Dua minggu setelah kejadian dimana Leon menemukan Jingga di jalan. Selama itu pula, Jingga telah diantar jemput dan pulang oleh Leon.
Tapi kali ini bukan Honda jazz, si mobil dengan warna kuning mencolok yang biasa ditumpanginya, akan tetapi motor Scoopy dengan warna merah yang penuh sticker dimana-mana.
"Nihh, thanks udah nganterin,gak usah jemput gue besok, gue bisa naik angkot."
Eza yang menerima helm dari Jingga, tertawa kencang tapi kemudian anak itu berhenti dan memasang raut pura-pura tak suka.
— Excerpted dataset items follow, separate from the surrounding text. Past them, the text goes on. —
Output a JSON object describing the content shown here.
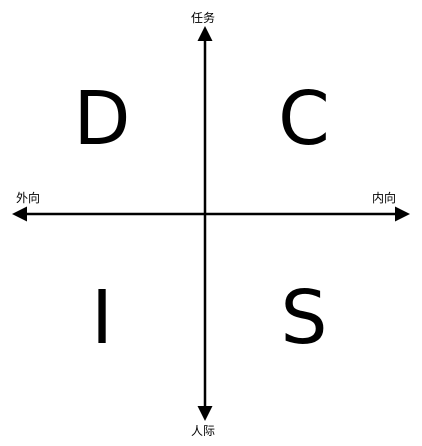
{
  "axes": {
    "top_label": "任务",
    "bottom_label": "人际",
    "left_label": "外向",
    "right_label": "内向"
  },
  "quadrants": {
    "top_left": "D",
    "top_right": "C",
    "bottom_left": "I",
    "bottom_right": "S"
  },
  "colors": {
    "line": "#000000",
    "text": "#000000",
    "background": "#ffffff"
  }
}
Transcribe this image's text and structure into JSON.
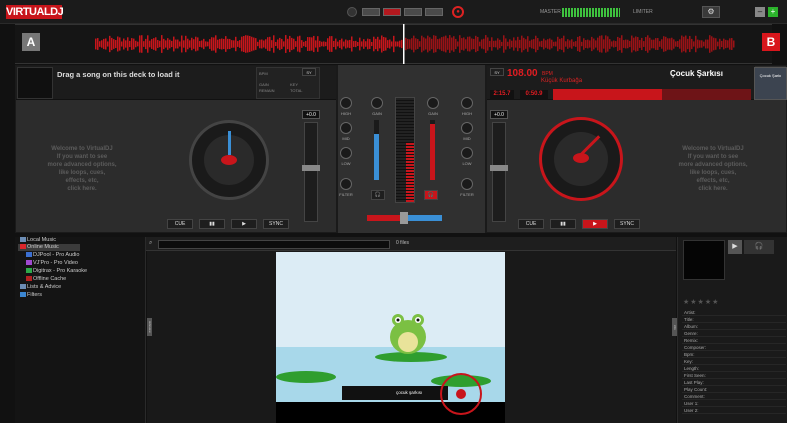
{
  "app": {
    "logo": "VIRTUALDJ",
    "master_label": "MASTER",
    "limiter_label": "LIMITER"
  },
  "top_controls": {
    "settings_icon": "gear-icon",
    "minimize": "–",
    "maximize": "+"
  },
  "decks": {
    "a": {
      "label": "A",
      "title": "Drag a song on this deck to load it",
      "bpm_label": "BPM",
      "key_label": "KEY",
      "gain_label": "GAIN",
      "remain_label": "REMAIN",
      "total_label": "TOTAL",
      "sync_small": "SY",
      "pitch": "+0.0",
      "welcome": [
        "Welcome to VirtualDJ",
        "If you want to see",
        "more advanced options,",
        "like loops, cues,",
        "effects, etc,",
        "click here."
      ],
      "buttons": {
        "cue": "CUE",
        "pause": "▮▮",
        "play": "▶",
        "sync": "SYNC"
      }
    },
    "b": {
      "label": "B",
      "bpm": "108.00",
      "bpm_unit": "BPM",
      "sync_small": "SY",
      "song": "Küçük Kurbağa",
      "title": "Çocuk Şarkısı",
      "side_label": "Çocuk Şarkı",
      "elapsed": "2:15.7",
      "remain": "0:50.9",
      "pitch": "+0.0",
      "welcome": [
        "Welcome to VirtualDJ",
        "If you want to see",
        "more advanced options,",
        "like loops, cues,",
        "effects, etc,",
        "click here."
      ],
      "buttons": {
        "cue": "CUE",
        "pause": "▮▮",
        "play": "▶",
        "sync": "SYNC"
      }
    }
  },
  "mixer": {
    "gain": "GAIN",
    "high": "HIGH",
    "mid": "MID",
    "low": "LOW",
    "filter": "FILTER"
  },
  "browser": {
    "search_placeholder": "",
    "files_count": "0 files",
    "tree": [
      {
        "label": "Local Music",
        "color": "#6c8db5"
      },
      {
        "label": "Online Music",
        "color": "#d9262c"
      },
      {
        "label": "DJPool - Pro Audio",
        "color": "#3b6fd1"
      },
      {
        "label": "VJ'Pro - Pro Video",
        "color": "#a04ad0"
      },
      {
        "label": "Digitrax - Pro Karaoke",
        "color": "#2fa84a"
      },
      {
        "label": "Offline Cache",
        "color": "#b32121"
      },
      {
        "label": "Lists & Advice",
        "color": "#6c8db5"
      },
      {
        "label": "Filters",
        "color": "#3b86d1"
      }
    ],
    "video_overlay": "çocuk şarkısı",
    "side_tab_left": "sideview",
    "side_tab_right": "info"
  },
  "info_panel": {
    "stars": "★★★★★",
    "fields": [
      "Artist:",
      "Title:",
      "Album:",
      "Genre:",
      "Remix:",
      "Composer:",
      "Bpm:",
      "Key:",
      "Length:",
      "First Seen:",
      "Last Play:",
      "Play Count:",
      "Comment:",
      "User 1:",
      "User 2:"
    ]
  }
}
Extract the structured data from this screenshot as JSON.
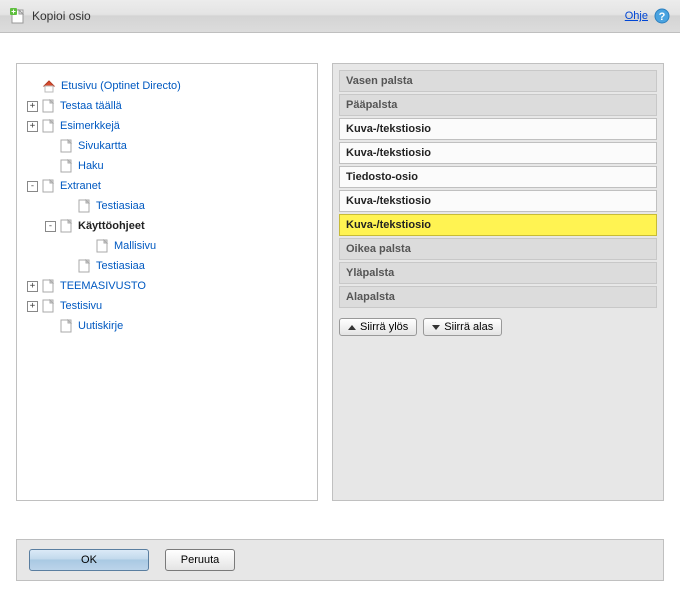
{
  "title": "Kopioi osio",
  "help": {
    "label": "Ohje"
  },
  "tree": {
    "root": "Etusivu (Optinet Directo)",
    "items": [
      {
        "label": "Testaa täällä"
      },
      {
        "label": "Esimerkkejä"
      },
      {
        "label": "Sivukartta"
      },
      {
        "label": "Haku"
      },
      {
        "label": "Extranet"
      },
      {
        "label": "Testiasiaa"
      },
      {
        "label": "Käyttöohjeet"
      },
      {
        "label": "Mallisivu"
      },
      {
        "label": "Testiasiaa"
      },
      {
        "label": "TEEMASIVUSTO"
      },
      {
        "label": "Testisivu"
      },
      {
        "label": "Uutiskirje"
      }
    ]
  },
  "right": {
    "headers": {
      "vasen": "Vasen palsta",
      "paa": "Pääpalsta",
      "oikea": "Oikea palsta",
      "yla": "Yläpalsta",
      "ala": "Alapalsta"
    },
    "items": {
      "kt1": "Kuva-/tekstiosio",
      "kt2": "Kuva-/tekstiosio",
      "tied": "Tiedosto-osio",
      "kt3": "Kuva-/tekstiosio",
      "kt4": "Kuva-/tekstiosio"
    },
    "buttons": {
      "up": "Siirrä ylös",
      "down": "Siirrä alas"
    }
  },
  "footer": {
    "ok": "OK",
    "cancel": "Peruuta"
  }
}
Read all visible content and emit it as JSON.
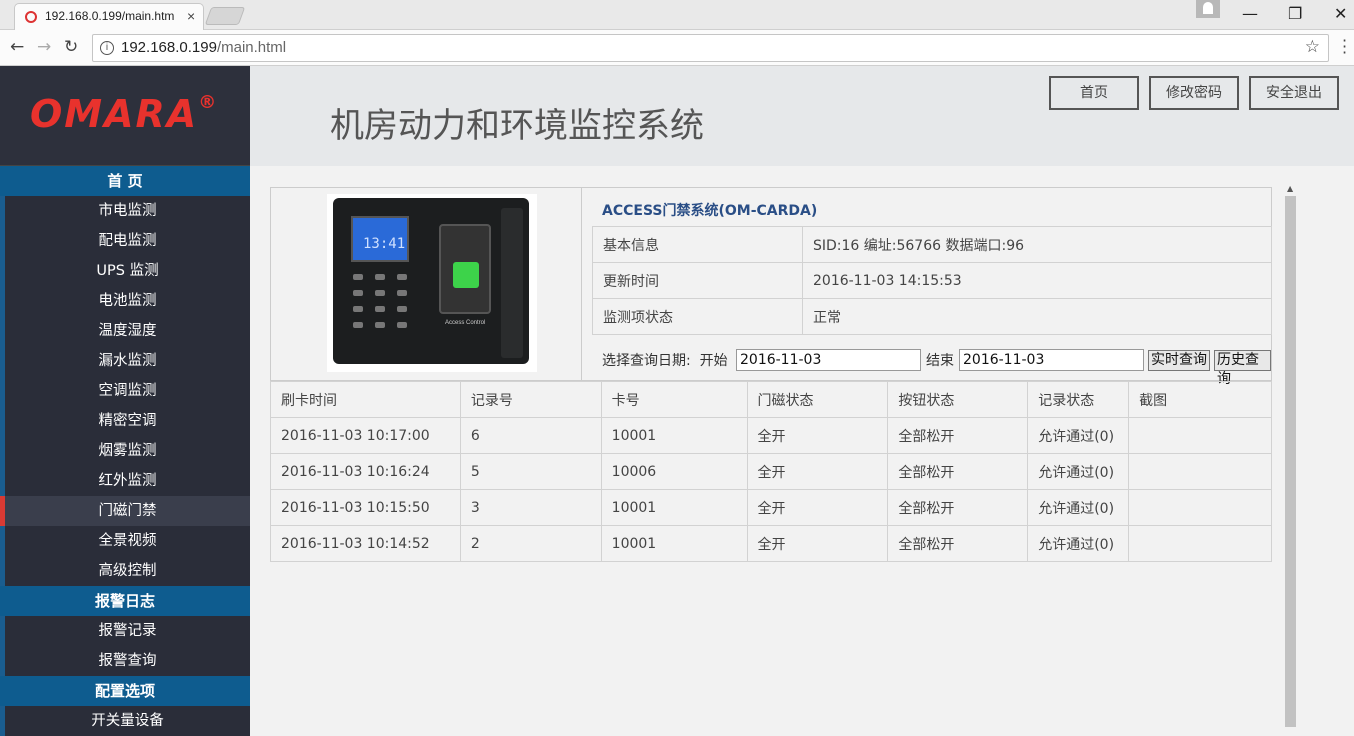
{
  "browser": {
    "tab_title": "192.168.0.199/main.htm",
    "tab_close": "×",
    "url_host": "192.168.0.199",
    "url_path": "/main.html",
    "back": "←",
    "forward": "→",
    "reload": "↻",
    "star": "☆",
    "minimize": "—",
    "maximize": "❐",
    "close": "✕"
  },
  "logo": {
    "text": "OMARA",
    "reg": "®"
  },
  "nav": [
    {
      "type": "head",
      "label": "首 页"
    },
    {
      "type": "item",
      "label": "市电监测"
    },
    {
      "type": "item",
      "label": "配电监测"
    },
    {
      "type": "item",
      "label": "UPS 监测"
    },
    {
      "type": "item",
      "label": "电池监测"
    },
    {
      "type": "item",
      "label": "温度湿度"
    },
    {
      "type": "item",
      "label": "漏水监测"
    },
    {
      "type": "item",
      "label": "空调监测"
    },
    {
      "type": "item",
      "label": "精密空调"
    },
    {
      "type": "item",
      "label": "烟雾监测"
    },
    {
      "type": "item",
      "label": "红外监测"
    },
    {
      "type": "item",
      "label": "门磁门禁",
      "active": true
    },
    {
      "type": "item",
      "label": "全景视频"
    },
    {
      "type": "item",
      "label": "高级控制"
    },
    {
      "type": "head",
      "label": "报警日志"
    },
    {
      "type": "item",
      "label": "报警记录"
    },
    {
      "type": "item",
      "label": "报警查询"
    },
    {
      "type": "head",
      "label": "配置选项"
    },
    {
      "type": "item",
      "label": "开关量设备"
    }
  ],
  "header": {
    "title": "机房动力和环境监控系统",
    "home_btn": "首页",
    "password_btn": "修改密码",
    "logout_btn": "安全退出"
  },
  "device": {
    "clock": "13:41",
    "label": "Access Control",
    "title": "ACCESS门禁系统(OM-CARDA)",
    "rows": [
      {
        "key": "基本信息",
        "value": "SID:16   编址:56766   数据端口:96"
      },
      {
        "key": "更新时间",
        "value": "2016-11-03 14:15:53"
      },
      {
        "key": "监测项状态",
        "value": "正常"
      }
    ]
  },
  "query": {
    "label": "选择查询日期:",
    "start_label": "开始",
    "start_value": "2016-11-03",
    "end_label": "结束",
    "end_value": "2016-11-03",
    "realtime_btn": "实时查询",
    "history_btn": "历史查询"
  },
  "records": {
    "headers": [
      "刷卡时间",
      "记录号",
      "卡号",
      "门磁状态",
      "按钮状态",
      "记录状态",
      "截图"
    ],
    "rows": [
      [
        "2016-11-03 10:17:00",
        "6",
        "10001",
        "全开",
        "全部松开",
        "允许通过(0)",
        ""
      ],
      [
        "2016-11-03 10:16:24",
        "5",
        "10006",
        "全开",
        "全部松开",
        "允许通过(0)",
        ""
      ],
      [
        "2016-11-03 10:15:50",
        "3",
        "10001",
        "全开",
        "全部松开",
        "允许通过(0)",
        ""
      ],
      [
        "2016-11-03 10:14:52",
        "2",
        "10001",
        "全开",
        "全部松开",
        "允许通过(0)",
        ""
      ]
    ]
  }
}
"Hidih Lo kira gue mau? Gak lah! Gila ajah kali gue harus muter jalan cuman buat jemput Lo. Gak penting banget keknya."
"Anjing Lo!" Umpat Jingga yang kembali mengundang tawa Eza.
"Hahaha, dah lah gue mau cabut."
"Ya udah sono."
"Iya- anjing. Sabar Napa,," Sungut Eza begitu Jingga mendorong-dorong tubuhnya yang duduk diatas motor.
"Bye ,Jingga anjing jangan kangen." Teriak Eza saat motornya melaju menjauh dari depan pagar rumah Jingga, Jingga yang mendengarnya mengacungkan jari tengah, Eza yang masih bisa melihat itu lewat kaca spionnya terkekeh geli.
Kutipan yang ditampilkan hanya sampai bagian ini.